Token-Modification Adversarial Attacks for Natural Language Processing: A Survey
Tom Roth, Yansong Gao, Alsharif Abuadbba, Surya Nepal, Wei Liu
TL;DR
This survey analyzes token-modification adversarial attacks in NLP through a component-centric lens, framing attacks as constrained searches defined by a goal function, transformations, a search method, and constraints. It distinguishes adversary goals into classification and seq2seq tasks, detailing targeted and untargeted variants and illustrating non-standard objectives like availability. A comprehensive taxonomy of transformations (e.g., Any replacement, human errors, visually similar, synonyms, LM-driven, phrase manipulations, rules, homographs), search strategies (gradient-based, proxy models, heuristics, beam/greedy, population-based), and constraint types (readability, semantic, distance, performance) is provided.
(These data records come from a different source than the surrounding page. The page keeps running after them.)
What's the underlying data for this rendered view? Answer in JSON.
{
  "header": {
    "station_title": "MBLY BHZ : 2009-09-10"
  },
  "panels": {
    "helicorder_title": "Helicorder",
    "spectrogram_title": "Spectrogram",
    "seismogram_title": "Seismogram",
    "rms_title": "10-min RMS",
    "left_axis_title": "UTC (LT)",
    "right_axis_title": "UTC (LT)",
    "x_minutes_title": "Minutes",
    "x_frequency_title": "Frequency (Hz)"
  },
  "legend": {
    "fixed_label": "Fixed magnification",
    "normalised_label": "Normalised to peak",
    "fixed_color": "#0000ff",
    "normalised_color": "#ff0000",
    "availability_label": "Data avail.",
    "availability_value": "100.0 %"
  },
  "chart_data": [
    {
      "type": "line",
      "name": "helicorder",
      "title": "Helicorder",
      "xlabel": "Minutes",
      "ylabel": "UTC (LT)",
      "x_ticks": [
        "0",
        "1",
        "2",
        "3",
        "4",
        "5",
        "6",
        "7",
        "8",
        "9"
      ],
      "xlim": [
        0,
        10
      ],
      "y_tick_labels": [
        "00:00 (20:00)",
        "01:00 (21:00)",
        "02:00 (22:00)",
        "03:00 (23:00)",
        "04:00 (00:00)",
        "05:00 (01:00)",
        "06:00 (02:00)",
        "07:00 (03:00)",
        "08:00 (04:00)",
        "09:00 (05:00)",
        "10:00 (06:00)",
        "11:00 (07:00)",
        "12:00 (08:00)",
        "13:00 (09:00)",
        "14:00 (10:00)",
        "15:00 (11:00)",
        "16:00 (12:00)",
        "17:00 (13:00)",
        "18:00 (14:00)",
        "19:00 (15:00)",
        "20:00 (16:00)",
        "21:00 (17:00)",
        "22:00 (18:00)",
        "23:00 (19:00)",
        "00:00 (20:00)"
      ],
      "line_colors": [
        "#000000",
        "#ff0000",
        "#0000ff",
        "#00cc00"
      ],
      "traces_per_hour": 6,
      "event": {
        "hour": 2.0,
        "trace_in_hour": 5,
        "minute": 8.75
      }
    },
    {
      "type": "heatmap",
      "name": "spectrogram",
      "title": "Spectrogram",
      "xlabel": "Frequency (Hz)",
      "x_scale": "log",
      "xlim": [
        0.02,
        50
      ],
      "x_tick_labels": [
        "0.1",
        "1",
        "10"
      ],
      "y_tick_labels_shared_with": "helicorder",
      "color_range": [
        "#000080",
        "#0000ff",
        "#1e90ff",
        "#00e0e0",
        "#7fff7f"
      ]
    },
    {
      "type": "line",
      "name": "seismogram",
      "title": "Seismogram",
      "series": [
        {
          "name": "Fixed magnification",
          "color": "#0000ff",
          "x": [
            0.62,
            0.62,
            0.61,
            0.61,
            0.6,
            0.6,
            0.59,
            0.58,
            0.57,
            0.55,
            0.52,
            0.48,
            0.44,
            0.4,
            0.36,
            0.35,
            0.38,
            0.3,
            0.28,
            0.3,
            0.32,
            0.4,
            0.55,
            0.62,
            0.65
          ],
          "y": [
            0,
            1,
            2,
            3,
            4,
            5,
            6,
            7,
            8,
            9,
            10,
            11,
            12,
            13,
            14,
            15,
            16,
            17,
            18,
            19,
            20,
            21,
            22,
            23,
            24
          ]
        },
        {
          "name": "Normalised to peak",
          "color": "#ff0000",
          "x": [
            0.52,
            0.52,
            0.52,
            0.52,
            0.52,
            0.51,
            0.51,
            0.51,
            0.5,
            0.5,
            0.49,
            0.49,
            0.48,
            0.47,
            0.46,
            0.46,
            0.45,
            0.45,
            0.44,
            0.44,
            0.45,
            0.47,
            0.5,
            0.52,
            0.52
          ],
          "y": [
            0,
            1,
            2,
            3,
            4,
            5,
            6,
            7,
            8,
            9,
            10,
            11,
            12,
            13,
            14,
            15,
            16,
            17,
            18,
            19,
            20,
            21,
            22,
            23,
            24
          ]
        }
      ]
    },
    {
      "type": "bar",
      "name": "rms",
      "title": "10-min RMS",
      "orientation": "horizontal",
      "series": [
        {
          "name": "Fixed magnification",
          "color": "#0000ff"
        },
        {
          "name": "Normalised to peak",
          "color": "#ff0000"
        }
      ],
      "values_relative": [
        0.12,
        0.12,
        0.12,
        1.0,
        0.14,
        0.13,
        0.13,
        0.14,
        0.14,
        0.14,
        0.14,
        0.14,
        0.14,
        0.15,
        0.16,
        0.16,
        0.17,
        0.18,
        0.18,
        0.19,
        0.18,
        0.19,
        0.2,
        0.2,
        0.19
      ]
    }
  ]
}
The paper advocates standardizing attack scenarios, extending to multimodal contexts, increasing multi-token perturbations, and incorporating human judgments to better reflect real-world impact and evaluation.
Abstract
Many adversarial attacks target natural language processing systems, most of which succeed through modifying the individual tokens of a document. Despite the apparent uniqueness of each of these attacks, fundamentally they are simply a distinct configuration of four components: a goal function, allowable transformations, a search method, and constraints. In this survey, we systematically present the different components used throughout the literature, using an attack-independent framework which allows for easy comparison and categorisation of components. Our work aims to serve as a comprehensive guide for newcomers to the field and to spark targeted research into refining the individual attack components.